Everytime you call a function,it creates another frame in the stack,
F1, F2,F3,F4,
when return is called for example in F4, F4 will be finished, but still others will remain. And F3 will use the return value and it'll return another value too.. it goes like that for each function.
After return the function is over
No.
After the return, that particular function call is over. The return only returns from the current call to the method. It returns to the caller, which in this case is typically another call to the same method.
But according to my understanding it should be: 1 I failed to understand the output as it suggests in case of recursion after return statement the pointer goes to the previous call?
That's exactly what happens. The "previous" call is the outer call to recursions.
And that is what is supposed to happen. Not just in Java. In any programming language that supports recursive method/function/procedure/subroutine calls.
Code:
public static void main(String[] args) {
System.out.println(test(13549));
}
public static int test(int a){
if(a<10)
return a;
int b = (a%10);
int c = test(a/10);
int d = Math.max(b,c);
return d;
}
I understand what the method does (after using the debugger) and I understand that the method calls itself till it is less than 10 and it runs and checks what's bigger, b or c.

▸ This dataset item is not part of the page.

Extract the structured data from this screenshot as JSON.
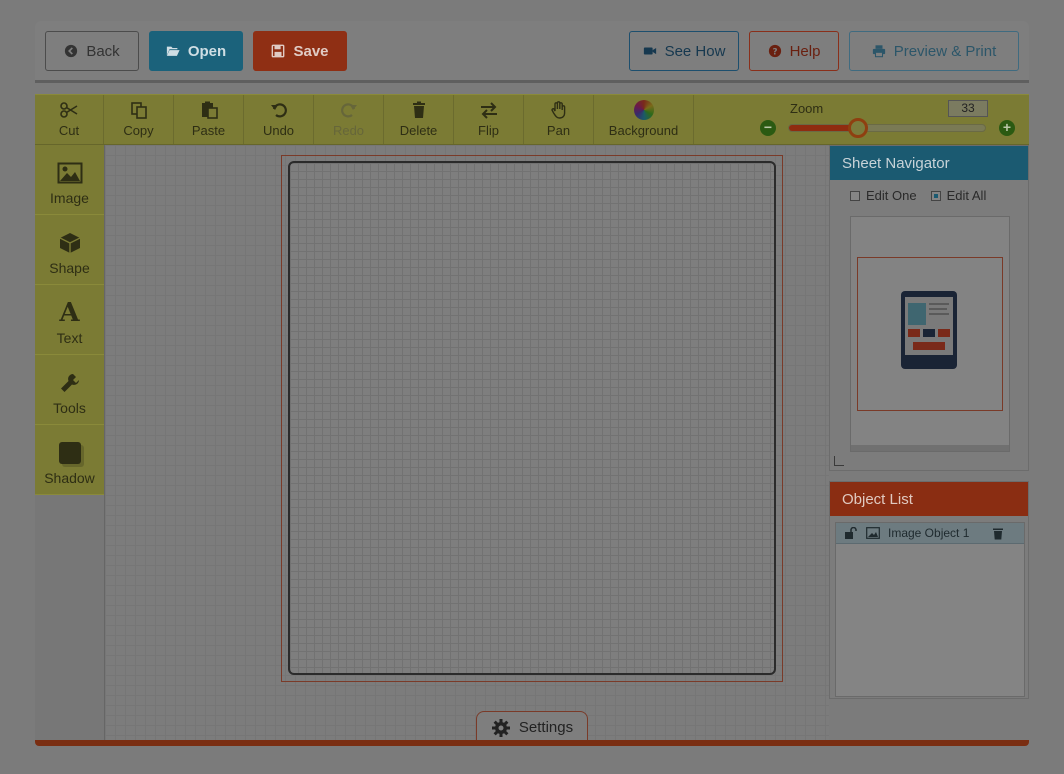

Now what I don't understand is that why when there is the return statement return d; it returns to int c = test(a/10) and not to the start of the method of int test(int a){.
The return statement returns the output of the call to test. So on the line return d; it's just returning the value of test(a/10) in the line c = test(a/10).
This is a basic idea of recursion - when you call the method within itself, it isn't just jumping back to the start of the method.
visually:
1
|
| 2
|__|
| | 3
| |__|
| | x
| |__|
| .
| .
Where each vertical line the running of the function, and the horizontal lines are recursive calls.
After each call, it returns back to the place in the instance of the method it was called in
Effectively, that means that in the 3rd recursion, you have 3 versions of the function on the stack (in memory), rather than simply going back to the top of the current function 3 times.
When tracing your code, imagine you have a stack (of function execution). Whenever you find the function is calling itself, put a new function execution on top of the stack, and when the function returns take out the stack element.
You'll find that the function will keep calling itself until it reach the 'base case' -- when a<10.
Putting a code below a return statement won't do any good (in some language it won't even compile), none of the code will get executed once the function returns
Each time you call your recursive function, it starts from the top of the function. Since you have d defined after your recursive function call you will never get to d. You will continue to recursively call your function until you are able to return a.
When you call test(13549) this is what happens:
test(13549){
false
b=9
c= test(1354){
false
b=4
c=test(135){
false
b=5
c=test(13){
false
b=3
c=test(1){
true
return 1
}
d=Max(3,1)
return 3
}
d=Max(3,3)
return 3
}
d=Max(5,3)
return 5
}
d=Max(4,5)
return 5
}
d=Max(9,5)
return 9
}
Sorry if I may have miscalculated in any way.. but there you can see, that the first return statement is not reached until all recursive calls are finished and the very first c hast an actual value.